Finché si trattava di fingere che un ragazzo fosse una ragazza chiamandolo con un nome femminile, i professori della scuola erano disposti a chiudere gli occhi. Ma quando lo studente ha cominciato a pretendere di avere libero accesso allo spogliatoio femminile per fare la doccia con le compagne, il problema della realtà è diventato insormontabile. Così, come riporta anche il New York Times, un istituto superiore dell’Illinois, la Township High School District 211, distretto di Palatine, a nord-ovest di Chicago, ha deciso di negare al ragazzo il “diritto” che reclamava. La cosa, però, non è andata giù al dipartimento dell’Educazione di Obama, che ha ravveduto una violazione del Titolo IX, una legge federale “antidiscriminazione”, e ha dato alla high school un ultimatum di un mese: se entro trenta giorni non consentirà agli studenti di scegliere i servizi igienici in base al “genere” anche quando questo sia diverso dal loro sesso, il caso potrebbe finire davanti alla giustizia e la scuola potrebbe perdere fondi pubblici. «Tutti gli studenti meritano la possibilità di partecipare senza differenze ai programmi e alle attività scolastiche, questo è un diritto civile fondamentale», ha dichiarato Catherine Lhamon, sottosegretario per i Diritti civili del dipartimento dell’Educazione.

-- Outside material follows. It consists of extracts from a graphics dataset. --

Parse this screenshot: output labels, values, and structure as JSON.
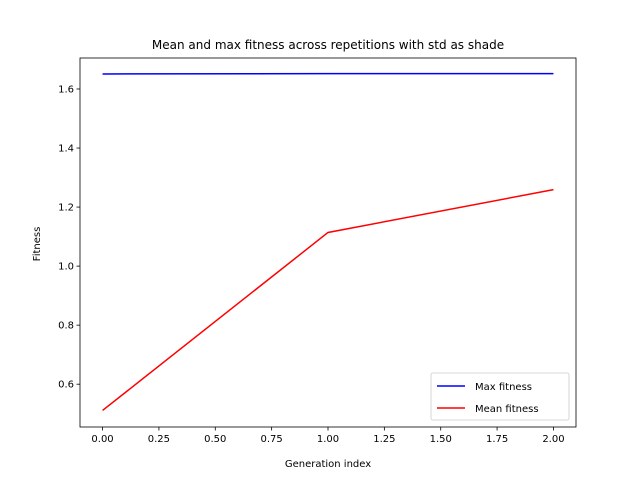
{
  "chart_data": {
    "type": "line",
    "title": "Mean and max fitness across repetitions with std as shade",
    "xlabel": "Generation index",
    "ylabel": "Fitness",
    "xlim": [
      -0.1,
      2.1
    ],
    "ylim": [
      0.455,
      1.705
    ],
    "x_ticks": [
      0.0,
      0.25,
      0.5,
      0.75,
      1.0,
      1.25,
      1.5,
      1.75,
      2.0
    ],
    "x_tick_labels": [
      "0.00",
      "0.25",
      "0.50",
      "0.75",
      "1.00",
      "1.25",
      "1.50",
      "1.75",
      "2.00"
    ],
    "y_ticks": [
      0.6,
      0.8,
      1.0,
      1.2,
      1.4,
      1.6
    ],
    "y_tick_labels": [
      "0.6",
      "0.8",
      "1.0",
      "1.2",
      "1.4",
      "1.6"
    ],
    "x": [
      0,
      1,
      2
    ],
    "series": [
      {
        "name": "Max fitness",
        "color": "#0000ff",
        "values": [
          1.651,
          1.652,
          1.652
        ]
      },
      {
        "name": "Mean fitness",
        "color": "#ff0000",
        "values": [
          0.511,
          1.114,
          1.259
        ]
      }
    ],
    "legend_position": "lower-right",
    "grid": false
  }
}
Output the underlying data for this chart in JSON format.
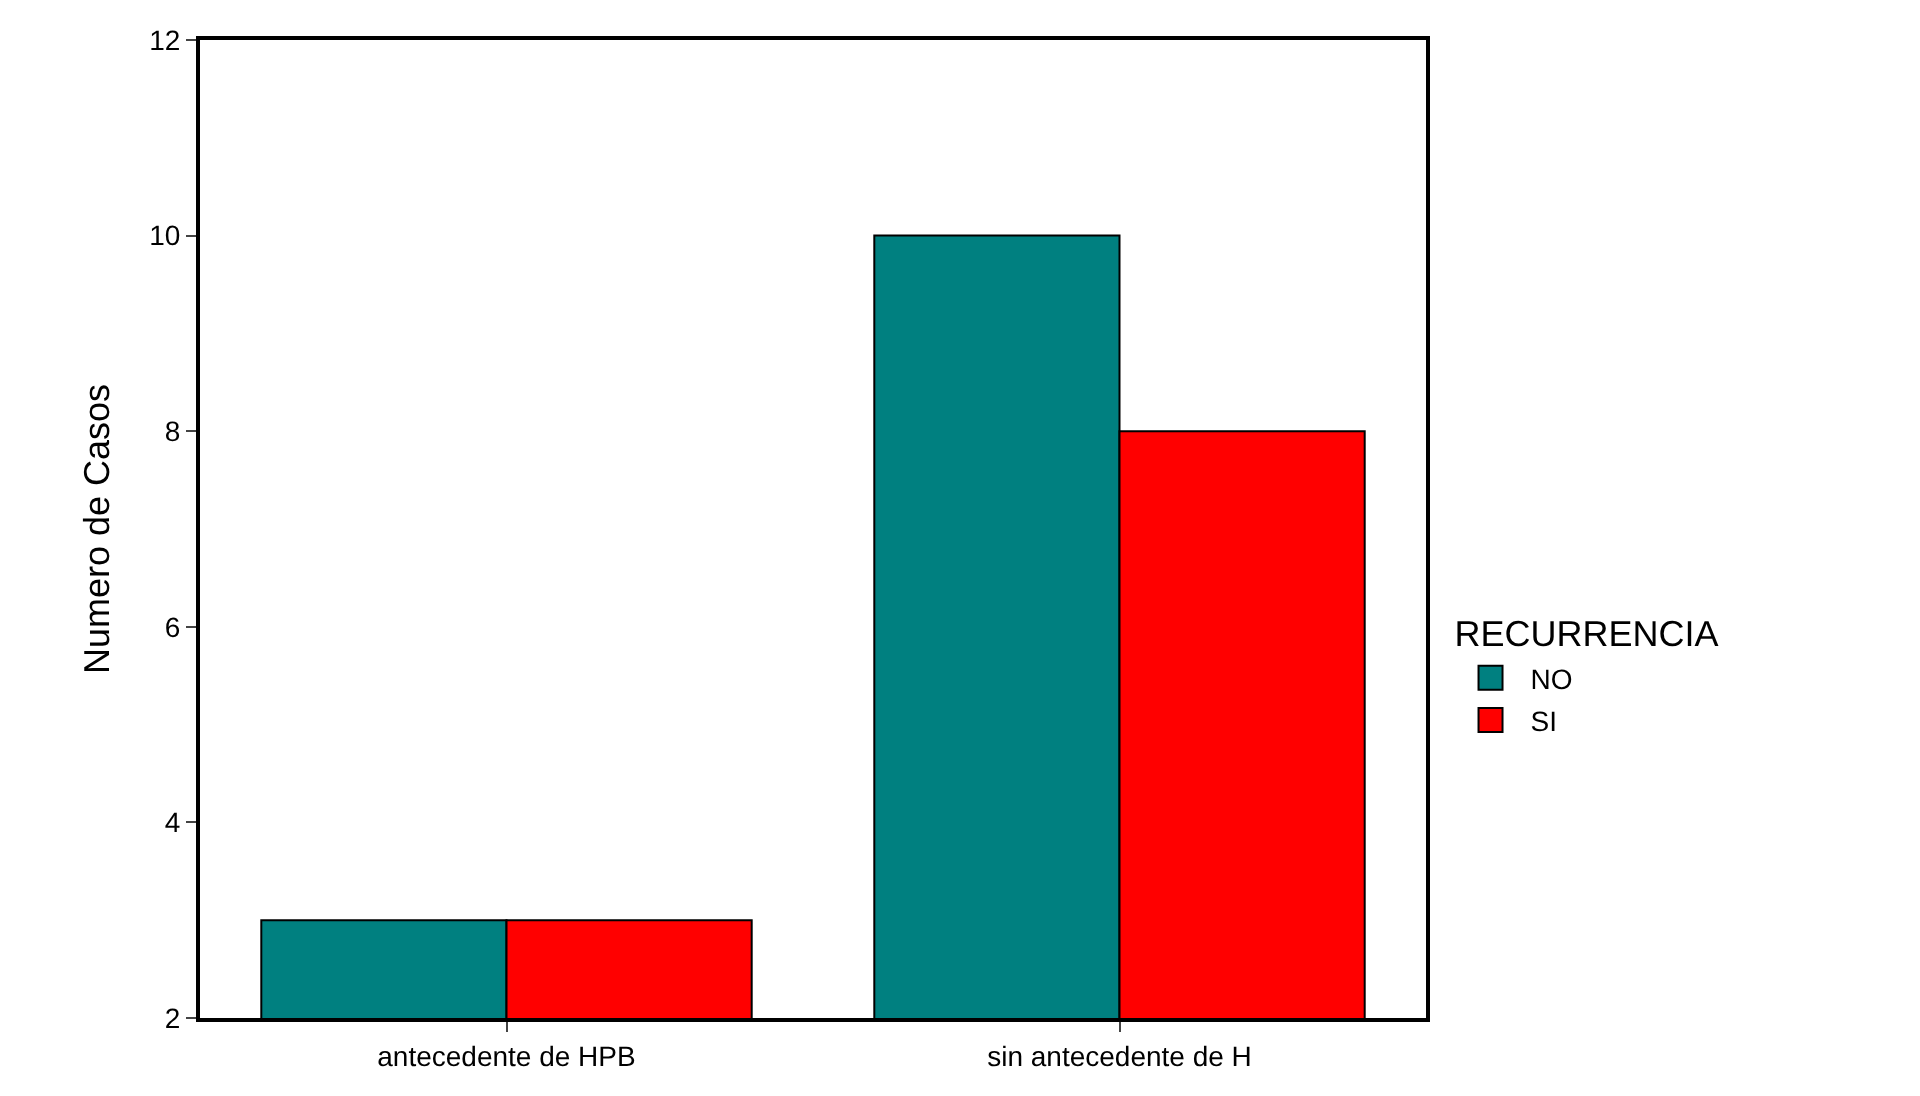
{
  "chart_data": {
    "type": "bar",
    "ylabel": "Numero de Casos",
    "legend_title": "RECURRENCIA",
    "categories": [
      "antecedente de HPB",
      "sin antecedente de H"
    ],
    "series": [
      {
        "name": "NO",
        "color": "#008080",
        "values": [
          3,
          10
        ]
      },
      {
        "name": "SI",
        "color": "#ff0000",
        "values": [
          3,
          8
        ]
      }
    ],
    "ylim": [
      2,
      12
    ],
    "yticks": [
      2,
      4,
      6,
      8,
      10,
      12
    ],
    "legend": "right"
  }
}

HOUSTON CONTROMANO. La presa di posizione del governo federale contro la scuola di Chicago, che risale a lunedì 2 novembre, si inscrive però in una battaglia molto più ampia, che coinvolge diversi stati americani. E non solo le loro scuole. Proprio il giorno successivo, martedì, i cittadini di Houston, Texas, sono stati chiamati alle urne per decidere una volta per tutte il destino della controversa Houston Equal Rights Ordinance, approvata nel maggio scorso dal Consiglio comunale e ribatezzata non a caso “l’ordinanza del bagno”. Perché la legge intendeva obbligare le aziende aperte al pubblico a concedere l’uso dei propri bagni indipendentemente dal sesso. «Sei favorevole all’ordinanza che proibisce le discriminazioni sul lavoro e nei servizi comunali (…), basati sul sesso, la razza, il colore, l’etnia, l’orientamento sessuale?». Era questa la domanda presentata agli elettori della città. Che nel 61 per cento dei casi hanno risposto di “no”, contro il 39 per cento di favorevoli. Una notizia non indifferente nell’America progressista di Barack Obama.

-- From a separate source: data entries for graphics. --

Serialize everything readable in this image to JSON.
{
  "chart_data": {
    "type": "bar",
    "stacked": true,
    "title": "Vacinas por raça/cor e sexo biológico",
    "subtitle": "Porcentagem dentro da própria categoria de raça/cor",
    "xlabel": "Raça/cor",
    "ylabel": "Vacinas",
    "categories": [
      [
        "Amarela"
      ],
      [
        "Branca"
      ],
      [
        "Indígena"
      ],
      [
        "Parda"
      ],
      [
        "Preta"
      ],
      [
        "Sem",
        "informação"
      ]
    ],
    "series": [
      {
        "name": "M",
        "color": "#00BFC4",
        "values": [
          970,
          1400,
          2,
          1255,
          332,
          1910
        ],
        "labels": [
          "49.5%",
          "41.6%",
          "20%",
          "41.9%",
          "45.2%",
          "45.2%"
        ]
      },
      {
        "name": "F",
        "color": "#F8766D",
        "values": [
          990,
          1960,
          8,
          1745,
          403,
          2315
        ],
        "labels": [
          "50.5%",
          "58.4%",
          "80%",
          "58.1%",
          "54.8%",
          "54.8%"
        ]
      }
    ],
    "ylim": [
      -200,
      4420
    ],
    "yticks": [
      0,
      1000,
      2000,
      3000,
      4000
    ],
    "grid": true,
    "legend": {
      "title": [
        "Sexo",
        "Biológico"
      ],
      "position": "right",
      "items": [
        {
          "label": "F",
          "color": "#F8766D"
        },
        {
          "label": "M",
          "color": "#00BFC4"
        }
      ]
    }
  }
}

LO SCONTRO. Nei mesi precedenti al referendum la disputa intorno all’ordinanza ha visto scontri durissimi. Il sindaco di Houston, Annise Parker, lesbica, attivista Lgbt e sponsor principale dell’iniziativa legislativa, è arrivata a meditare contro gli oppositori misure al limite dell’intolleranza e ad accusarli di razzismo. Eppure fra loro c’è chi non ha temuto di continuare a chiamare le cose con il loro. Il campione di baseball degli Houston Astros, Lance Berkman, ha detto che la norma avrebbe «permesso a uomini problematici di entrare nei bagni pubblici femminili».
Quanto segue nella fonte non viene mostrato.